Because we can store the whole operation in a single expression, we can combine several window functions and even combine different groups!

Polars will cache window expressions that are applied over the same group, so storing them in a single select is both convenient and optimal.
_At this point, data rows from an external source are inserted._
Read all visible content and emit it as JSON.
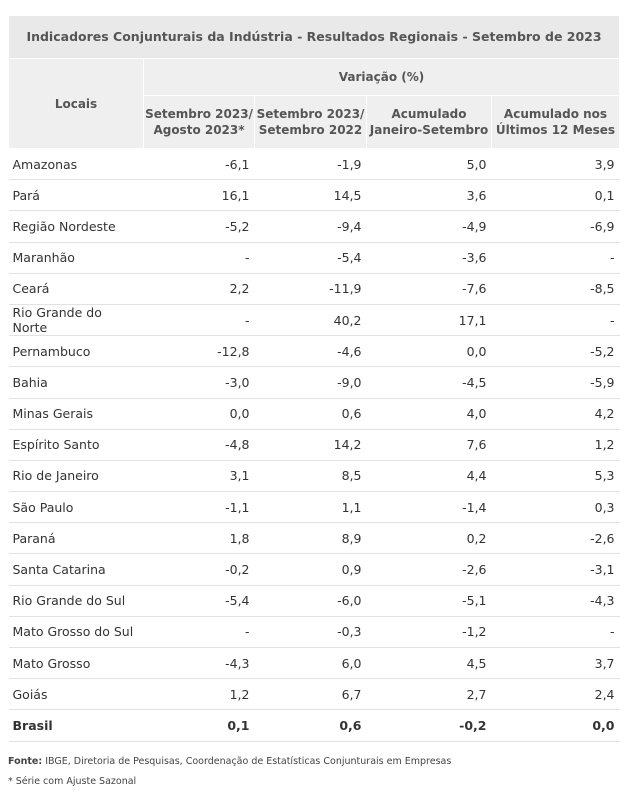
{
  "header": {
    "title": "Indicadores Conjunturais da Indústria  -  Resultados Regionais  -  Setembro de 2023"
  },
  "table": {
    "row_header": "Locais",
    "group_header": "Variação (%)",
    "columns": [
      "Setembro 2023/\nAgosto 2023*",
      "Setembro 2023/\nSetembro 2022",
      "Acumulado\nJaneiro-Setembro",
      "Acumulado nos\nÚltimos 12 Meses"
    ],
    "rows": [
      [
        "Amazonas",
        "-6,1",
        "-1,9",
        "5,0",
        "3,9"
      ],
      [
        "Pará",
        "16,1",
        "14,5",
        "3,6",
        "0,1"
      ],
      [
        "Região Nordeste",
        "-5,2",
        "-9,4",
        "-4,9",
        "-6,9"
      ],
      [
        "Maranhão",
        "-",
        "-5,4",
        "-3,6",
        "-"
      ],
      [
        "Ceará",
        "2,2",
        "-11,9",
        "-7,6",
        "-8,5"
      ],
      [
        "Rio Grande do Norte",
        "-",
        "40,2",
        "17,1",
        "-"
      ],
      [
        "Pernambuco",
        "-12,8",
        "-4,6",
        "0,0",
        "-5,2"
      ],
      [
        "Bahia",
        "-3,0",
        "-9,0",
        "-4,5",
        "-5,9"
      ],
      [
        "Minas Gerais",
        "0,0",
        "0,6",
        "4,0",
        "4,2"
      ],
      [
        "Espírito Santo",
        "-4,8",
        "14,2",
        "7,6",
        "1,2"
      ],
      [
        "Rio de Janeiro",
        "3,1",
        "8,5",
        "4,4",
        "5,3"
      ],
      [
        "São Paulo",
        "-1,1",
        "1,1",
        "-1,4",
        "0,3"
      ],
      [
        "Paraná",
        "1,8",
        "8,9",
        "0,2",
        "-2,6"
      ],
      [
        "Santa Catarina",
        "-0,2",
        "0,9",
        "-2,6",
        "-3,1"
      ],
      [
        "Rio Grande do Sul",
        "-5,4",
        "-6,0",
        "-5,1",
        "-4,3"
      ],
      [
        "Mato Grosso do Sul",
        "-",
        "-0,3",
        "-1,2",
        "-"
      ],
      [
        "Mato Grosso",
        "-4,3",
        "6,0",
        "4,5",
        "3,7"
      ],
      [
        "Goiás",
        "1,2",
        "6,7",
        "2,7",
        "2,4"
      ],
      [
        "Brasil",
        "0,1",
        "0,6",
        "-0,2",
        "0,0"
      ]
    ]
  },
  "footer": {
    "source_label": "Fonte:",
    "source": "IBGE, Diretoria de Pesquisas, Coordenação de Estatísticas Conjunturais em Empresas",
    "note": "* Série com Ajuste Sazonal"
  }
}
In the following example we look at a case where we are calculating group statistics over "c" twice:

df.select([
    pl.all(),
    pl.col("c").count().over("c").alias("size"),
    pl.col("c").sum().over("type").alias("sum"),
    pl.col("c").reverse().over("c").flatten().alias("reverse_type")
])
shape: (7, 5)
┌─────┬──────┬──────┬─────┬──────────────┐
│ c   ┆ type ┆ size ┆ sum ┆ reverse_type │
│ --- ┆ ---  ┆ ---  ┆ --- ┆ ---          │
│ i64 ┆ str  ┆ u32  ┆ i64 ┆ i64          │
╞═════╪══════╪══════╪═════╪══════════════╡
│ 1   ┆ m    ┆ 3    ┆ 5   ┆ 2            │
├╌╌╌╌╌┼╌╌╌╌╌╌┼╌╌╌╌╌╌┼╌╌╌╌╌┼╌╌╌╌╌╌╌╌╌╌╌╌╌╌┤
│ 1   ┆ n    ┆ 3    ┆ 5   ┆ 2            │
├╌╌╌╌╌┼╌╌╌╌╌╌┼╌╌╌╌╌╌┼╌╌╌╌╌┼╌╌╌╌╌╌╌╌╌╌╌╌╌╌┤
│ 1   ┆ o    ┆ 3    ┆ 1   ┆ 2            │
├╌╌╌╌╌┼╌╌╌╌╌╌┼╌╌╌╌╌╌┼╌╌╌╌╌┼╌╌╌╌╌╌╌╌╌╌╌╌╌╌┤
│ 2   ┆ m    ┆ 4    ┆ 5   ┆ 2            │
├╌╌╌╌╌┼╌╌╌╌╌╌┼╌╌╌╌╌╌┼╌╌╌╌╌┼╌╌╌╌╌╌╌╌╌╌╌╌╌╌┤
│ 2   ┆ m    ┆ 4    ┆ 5   ┆ 1            │
├╌╌╌╌╌┼╌╌╌╌╌╌┼╌╌╌╌╌╌┼╌╌╌╌╌┼╌╌╌╌╌╌╌╌╌╌╌╌╌╌┤
│ 2   ┆ n    ┆ 4    ┆ 5   ┆ 1            │
├╌╌╌╌╌┼╌╌╌╌╌╌┼╌╌╌╌╌╌┼╌╌╌╌╌┼╌╌╌╌╌╌╌╌╌╌╌╌╌╌┤
│ 2   ┆ n    ┆ 4    ┆ 5   ┆ 1            │
└─────┴──────┴──────┴─────┴──────────────┘